“If you wanna know the attraction, look around. We’re living in a heavy metal world,” Iraqi heavy metal band Acrassicauda band members told the directors of Heavy Metal in Baghdad. Some people may think being a heavy metal band in Iraq is “really fucking stupid, but you know…heavy metal rules!”
Heavy Metal in Baghdad, a documentary film directed by Suroosh Alvi and Eddy Moretti. Screening at the St. Anthony Main Theater on October 28 (7:15 p.m.) as part of the Sound Unseen film festival. Admission $8. For more information, see soundunseen.com.
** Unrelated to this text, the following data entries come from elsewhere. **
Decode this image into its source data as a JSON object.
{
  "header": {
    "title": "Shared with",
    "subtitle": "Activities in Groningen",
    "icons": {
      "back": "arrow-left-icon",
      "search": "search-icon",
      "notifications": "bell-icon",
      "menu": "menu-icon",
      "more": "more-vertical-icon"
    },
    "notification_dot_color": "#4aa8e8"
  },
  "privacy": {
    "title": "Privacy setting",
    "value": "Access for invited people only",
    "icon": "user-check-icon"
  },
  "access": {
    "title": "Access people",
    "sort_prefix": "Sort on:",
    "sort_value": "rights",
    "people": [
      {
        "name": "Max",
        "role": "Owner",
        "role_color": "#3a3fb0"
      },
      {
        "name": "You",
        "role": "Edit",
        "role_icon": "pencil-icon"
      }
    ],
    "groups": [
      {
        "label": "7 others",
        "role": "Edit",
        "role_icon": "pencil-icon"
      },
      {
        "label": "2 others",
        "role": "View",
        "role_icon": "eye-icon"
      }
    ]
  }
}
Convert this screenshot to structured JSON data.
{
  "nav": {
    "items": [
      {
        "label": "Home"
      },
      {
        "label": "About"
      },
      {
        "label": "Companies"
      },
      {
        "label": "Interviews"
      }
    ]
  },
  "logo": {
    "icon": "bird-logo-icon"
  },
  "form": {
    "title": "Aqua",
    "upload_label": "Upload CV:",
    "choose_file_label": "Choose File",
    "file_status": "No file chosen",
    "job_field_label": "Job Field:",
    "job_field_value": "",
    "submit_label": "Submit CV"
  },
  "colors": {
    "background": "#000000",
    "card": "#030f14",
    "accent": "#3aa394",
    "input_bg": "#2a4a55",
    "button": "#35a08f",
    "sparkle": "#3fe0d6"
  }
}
Acrassicauda (Iraqi for “the black scorpion”) persist in playing the heavy metal music they love, inspired by Metallica, in spite of increasing difficulties. This is an exciting film, a great story depicting Acrassicauda’s ordeal of a band who have to carry guns to their practice space. Major tragedies and small triumphs occur over years of their young musical career, as the story of Firas (bass), Marwan (drums), Tony (lead guitar) and Faisal (rhythm guitar) comes to represent the untold tale of what it means to be Iraqi civilians and rock ‘n’ roll refugees.
Living in a police state, facing the constant threat of being shot or bombed every minute they set foot outside, makes it nearly impossible to practice, let alone perform shows in public (one show is immediately shut down when fans began headbanging). The risk is only exacerbated by being subjects of a documentary film. In the six years chronicled by the film, the band perform only five times.
According to the U.N., 75 singers have been killed in Iraq since the beginning of the war. Music-filled parties and all kinds of singing are banned. There’s been an exodus of 2.4 million Iraqis to other countries, mainly in the Middle East—700,000 to Jordan, 1.2 million to Syria. Only 466 have been allowed into the U.S.
Syria is where the members of Acrassicauda gradually move to, where they become “rock ‘n’ roll refugees,” and things there are only somewhat better—they have one live show, and can’t call it “heavy metal.” Like so many Iraqis, they have to leave behind relatives and friends, perhaps forever. (There’s a tragically poetic scene of a graveyard in Syria filled with graves of Iraqi refugees, located just a couple blocks from the bus stop where Iraqi refugees set foot in Syria.) After Acrassicauda’s first ever recording session, a landmark in their career, they are exhilarated but cannot celebrate knowing how hard the lives are of the ones they’d left behind. Also, they are not given the same rights as other foreigners in Syria. “We are less than foreigners here,” says Faisal. “We are less than zero.”
In their early years as a band in Iraq, they didn’t sing political songs. “We don’t give a fuck about news,” they said. In the face of obstacles, they rapidly become more cynical and angry. By the end of six years, they are singing songs about the war: “Massacre,” “Between the Ashes,” and more.
“No one expected heavy metal could exist in Baghdad,” says Faisel. “We changed that.” Viewing the band’s hope, resilience, and determination to play heavy metal at all costs makes the viewer really feel the costs of war. This extraordinary film will show you that music is a privilege never to be taken for granted.